Environmental predictor variables used in the habitat suitability models included: depth (m), distance from coast (m), mean bottom temperature (°C), and mean bottom current velocity (ms-1; Table 2). Depth was obtained from the General Bathymetric Chart of the Oceans, at a resolution of 15 arc-seconds. Monthly averages of bottom temperature, northward current velocity, and eastward current velocity were obtained from the EU Copernicus Marine Service Information as raster files, at a resolution of 0.111° × 0.067°. Since a dataset for bottom current velocity was not available, the velocity at the seafloor was calculated using a bathymetry mask. Distance from coast was calculated for each occurrence point using the ‘Join attributes by nearest’ tool in QGIS. A coastline shapefile was obtained from the European Environment Agency.
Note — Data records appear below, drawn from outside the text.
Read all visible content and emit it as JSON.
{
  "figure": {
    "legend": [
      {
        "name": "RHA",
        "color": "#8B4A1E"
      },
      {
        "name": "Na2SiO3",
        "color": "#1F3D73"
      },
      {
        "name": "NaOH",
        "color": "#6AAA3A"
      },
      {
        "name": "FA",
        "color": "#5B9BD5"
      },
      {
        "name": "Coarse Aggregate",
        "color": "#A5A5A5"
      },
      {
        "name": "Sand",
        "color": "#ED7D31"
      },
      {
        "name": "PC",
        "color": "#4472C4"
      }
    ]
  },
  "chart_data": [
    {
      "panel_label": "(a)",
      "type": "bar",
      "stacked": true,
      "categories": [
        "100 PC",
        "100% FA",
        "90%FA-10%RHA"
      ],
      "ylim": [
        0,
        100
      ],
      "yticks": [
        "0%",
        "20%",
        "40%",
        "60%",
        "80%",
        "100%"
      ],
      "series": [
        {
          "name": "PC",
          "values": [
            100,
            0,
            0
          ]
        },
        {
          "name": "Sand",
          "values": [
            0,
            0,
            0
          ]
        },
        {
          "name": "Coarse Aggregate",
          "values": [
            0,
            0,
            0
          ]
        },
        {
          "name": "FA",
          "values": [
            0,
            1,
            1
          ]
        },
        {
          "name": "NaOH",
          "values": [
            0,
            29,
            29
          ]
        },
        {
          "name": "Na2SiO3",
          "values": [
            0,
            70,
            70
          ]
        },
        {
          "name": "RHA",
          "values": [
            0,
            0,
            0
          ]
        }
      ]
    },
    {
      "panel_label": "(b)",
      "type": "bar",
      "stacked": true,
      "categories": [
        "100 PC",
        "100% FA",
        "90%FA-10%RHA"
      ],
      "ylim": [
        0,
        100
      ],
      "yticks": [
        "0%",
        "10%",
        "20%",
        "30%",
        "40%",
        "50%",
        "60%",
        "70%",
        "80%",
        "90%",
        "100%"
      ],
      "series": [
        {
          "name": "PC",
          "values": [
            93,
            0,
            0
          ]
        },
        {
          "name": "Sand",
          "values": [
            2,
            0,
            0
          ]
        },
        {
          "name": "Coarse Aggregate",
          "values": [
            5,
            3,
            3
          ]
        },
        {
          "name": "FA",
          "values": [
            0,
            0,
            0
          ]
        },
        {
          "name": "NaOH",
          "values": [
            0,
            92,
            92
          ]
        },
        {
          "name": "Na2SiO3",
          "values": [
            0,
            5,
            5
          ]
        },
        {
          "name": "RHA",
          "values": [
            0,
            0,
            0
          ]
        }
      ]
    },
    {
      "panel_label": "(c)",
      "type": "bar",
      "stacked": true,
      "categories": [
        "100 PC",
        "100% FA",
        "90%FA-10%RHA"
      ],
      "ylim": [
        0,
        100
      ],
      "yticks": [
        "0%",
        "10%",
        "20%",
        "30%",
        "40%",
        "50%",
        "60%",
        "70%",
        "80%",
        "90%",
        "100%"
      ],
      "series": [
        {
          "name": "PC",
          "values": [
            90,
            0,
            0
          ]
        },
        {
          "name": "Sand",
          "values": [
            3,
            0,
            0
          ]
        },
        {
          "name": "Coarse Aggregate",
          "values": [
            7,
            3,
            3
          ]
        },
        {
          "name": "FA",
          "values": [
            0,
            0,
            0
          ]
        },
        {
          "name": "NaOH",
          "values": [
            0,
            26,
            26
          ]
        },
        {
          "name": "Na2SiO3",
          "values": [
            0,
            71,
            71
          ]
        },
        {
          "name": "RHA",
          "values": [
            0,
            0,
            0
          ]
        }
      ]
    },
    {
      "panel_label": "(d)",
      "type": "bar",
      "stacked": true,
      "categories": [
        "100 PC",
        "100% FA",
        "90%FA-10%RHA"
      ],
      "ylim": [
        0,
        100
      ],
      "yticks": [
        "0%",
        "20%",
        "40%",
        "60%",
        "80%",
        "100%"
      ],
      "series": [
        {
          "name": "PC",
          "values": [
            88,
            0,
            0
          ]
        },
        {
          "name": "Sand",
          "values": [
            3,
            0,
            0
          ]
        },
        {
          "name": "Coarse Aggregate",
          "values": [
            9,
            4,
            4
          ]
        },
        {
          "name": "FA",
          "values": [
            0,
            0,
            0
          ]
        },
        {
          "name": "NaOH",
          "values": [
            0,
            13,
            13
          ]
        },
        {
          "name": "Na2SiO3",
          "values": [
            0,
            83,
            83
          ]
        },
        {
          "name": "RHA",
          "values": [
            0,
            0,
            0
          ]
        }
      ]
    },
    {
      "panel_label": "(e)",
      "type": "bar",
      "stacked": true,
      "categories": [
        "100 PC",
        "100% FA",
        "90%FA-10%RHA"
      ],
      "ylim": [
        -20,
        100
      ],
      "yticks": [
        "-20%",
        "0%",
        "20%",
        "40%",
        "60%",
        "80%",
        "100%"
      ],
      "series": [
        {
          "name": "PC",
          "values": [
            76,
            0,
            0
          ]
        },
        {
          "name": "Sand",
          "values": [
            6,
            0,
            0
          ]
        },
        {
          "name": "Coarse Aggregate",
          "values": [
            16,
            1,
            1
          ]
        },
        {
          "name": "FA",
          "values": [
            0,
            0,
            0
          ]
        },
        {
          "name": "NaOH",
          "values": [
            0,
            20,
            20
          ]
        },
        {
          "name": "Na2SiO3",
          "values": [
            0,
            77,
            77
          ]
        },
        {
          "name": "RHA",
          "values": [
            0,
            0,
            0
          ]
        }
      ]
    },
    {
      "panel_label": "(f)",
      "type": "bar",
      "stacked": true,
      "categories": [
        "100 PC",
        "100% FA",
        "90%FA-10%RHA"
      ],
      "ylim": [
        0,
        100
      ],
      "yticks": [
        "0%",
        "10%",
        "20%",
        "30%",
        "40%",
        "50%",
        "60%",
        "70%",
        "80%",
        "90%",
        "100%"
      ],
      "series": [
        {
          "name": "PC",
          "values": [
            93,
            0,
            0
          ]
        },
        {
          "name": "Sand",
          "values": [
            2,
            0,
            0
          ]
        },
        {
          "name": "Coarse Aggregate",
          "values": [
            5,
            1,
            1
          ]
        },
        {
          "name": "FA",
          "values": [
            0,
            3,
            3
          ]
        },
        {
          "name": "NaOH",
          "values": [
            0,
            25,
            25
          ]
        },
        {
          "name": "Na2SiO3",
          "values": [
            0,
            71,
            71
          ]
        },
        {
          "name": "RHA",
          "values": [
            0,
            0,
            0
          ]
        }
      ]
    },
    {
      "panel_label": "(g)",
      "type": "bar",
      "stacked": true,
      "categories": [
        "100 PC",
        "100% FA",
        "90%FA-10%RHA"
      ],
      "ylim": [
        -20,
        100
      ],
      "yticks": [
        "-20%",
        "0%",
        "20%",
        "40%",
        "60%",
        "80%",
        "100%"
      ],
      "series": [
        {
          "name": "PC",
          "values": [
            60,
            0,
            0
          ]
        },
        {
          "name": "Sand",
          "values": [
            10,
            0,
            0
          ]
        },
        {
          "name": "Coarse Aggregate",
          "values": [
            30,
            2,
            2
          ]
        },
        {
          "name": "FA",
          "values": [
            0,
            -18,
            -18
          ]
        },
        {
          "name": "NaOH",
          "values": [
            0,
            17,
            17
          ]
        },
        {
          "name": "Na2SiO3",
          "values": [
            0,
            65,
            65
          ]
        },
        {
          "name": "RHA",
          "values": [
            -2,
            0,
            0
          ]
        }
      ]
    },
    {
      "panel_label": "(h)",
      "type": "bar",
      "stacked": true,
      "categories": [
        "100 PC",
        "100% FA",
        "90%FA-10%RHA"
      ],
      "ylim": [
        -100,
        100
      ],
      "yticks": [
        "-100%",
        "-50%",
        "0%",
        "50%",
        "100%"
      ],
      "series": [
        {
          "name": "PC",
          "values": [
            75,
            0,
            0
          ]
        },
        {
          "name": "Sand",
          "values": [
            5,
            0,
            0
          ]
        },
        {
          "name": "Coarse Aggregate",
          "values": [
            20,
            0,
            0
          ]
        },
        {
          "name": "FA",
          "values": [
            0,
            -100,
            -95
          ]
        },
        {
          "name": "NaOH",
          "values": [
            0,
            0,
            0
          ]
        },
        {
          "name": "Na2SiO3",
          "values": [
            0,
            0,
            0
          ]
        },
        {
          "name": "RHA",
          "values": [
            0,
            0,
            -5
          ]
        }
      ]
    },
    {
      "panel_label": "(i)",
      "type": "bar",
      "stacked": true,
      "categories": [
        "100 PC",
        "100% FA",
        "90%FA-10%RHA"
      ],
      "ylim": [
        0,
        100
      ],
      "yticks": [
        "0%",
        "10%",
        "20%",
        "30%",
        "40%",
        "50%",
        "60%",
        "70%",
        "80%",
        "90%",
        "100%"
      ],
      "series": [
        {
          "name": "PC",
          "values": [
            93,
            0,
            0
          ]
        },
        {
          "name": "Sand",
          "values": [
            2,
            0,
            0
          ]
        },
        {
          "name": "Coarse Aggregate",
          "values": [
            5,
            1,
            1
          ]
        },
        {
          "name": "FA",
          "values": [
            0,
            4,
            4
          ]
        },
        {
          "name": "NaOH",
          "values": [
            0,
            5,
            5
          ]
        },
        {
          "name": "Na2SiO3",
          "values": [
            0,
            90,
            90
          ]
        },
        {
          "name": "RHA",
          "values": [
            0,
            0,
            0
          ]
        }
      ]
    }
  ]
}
Bottom temperature and bottom current velocity were extracted for each year covered by the occurrence data, the layers for each variable were then combined into raster stacks. The mean monthly averages of each variable across these time periods were generated by using the ‘calc’ function from the raster package (version 3.1-5, Hijmans, 2021). The averaged environmental data corresponding to each occurrence point were then extracted from the raster layers and joined to create a combined dataset of occurrences and habitat variables. Northward and eastward bottom current velocity were combined to form a combined current speed using the ‘uv2ds’ function from the rWind package (version 1.0.4, Fernández-López & Schliep, 2019). Extractions were carried out using the ‘extract’ function as part of the raster package. Data points that contained null values for environmental variables were dropped.
Predictions of the posterior mean of probability of presence of D. intermedius were generated within the INLA function, by including an empty prediction stack and a data frame containing location points populated with the matching environmental data. The location points were generated by using the ‘Create grid’ tool in QGIS, with a resolution of 10km, using the data from each survey as the grid extent. Environmental data were extracted for these points as before, and null values were removed where the grid overlapped with land.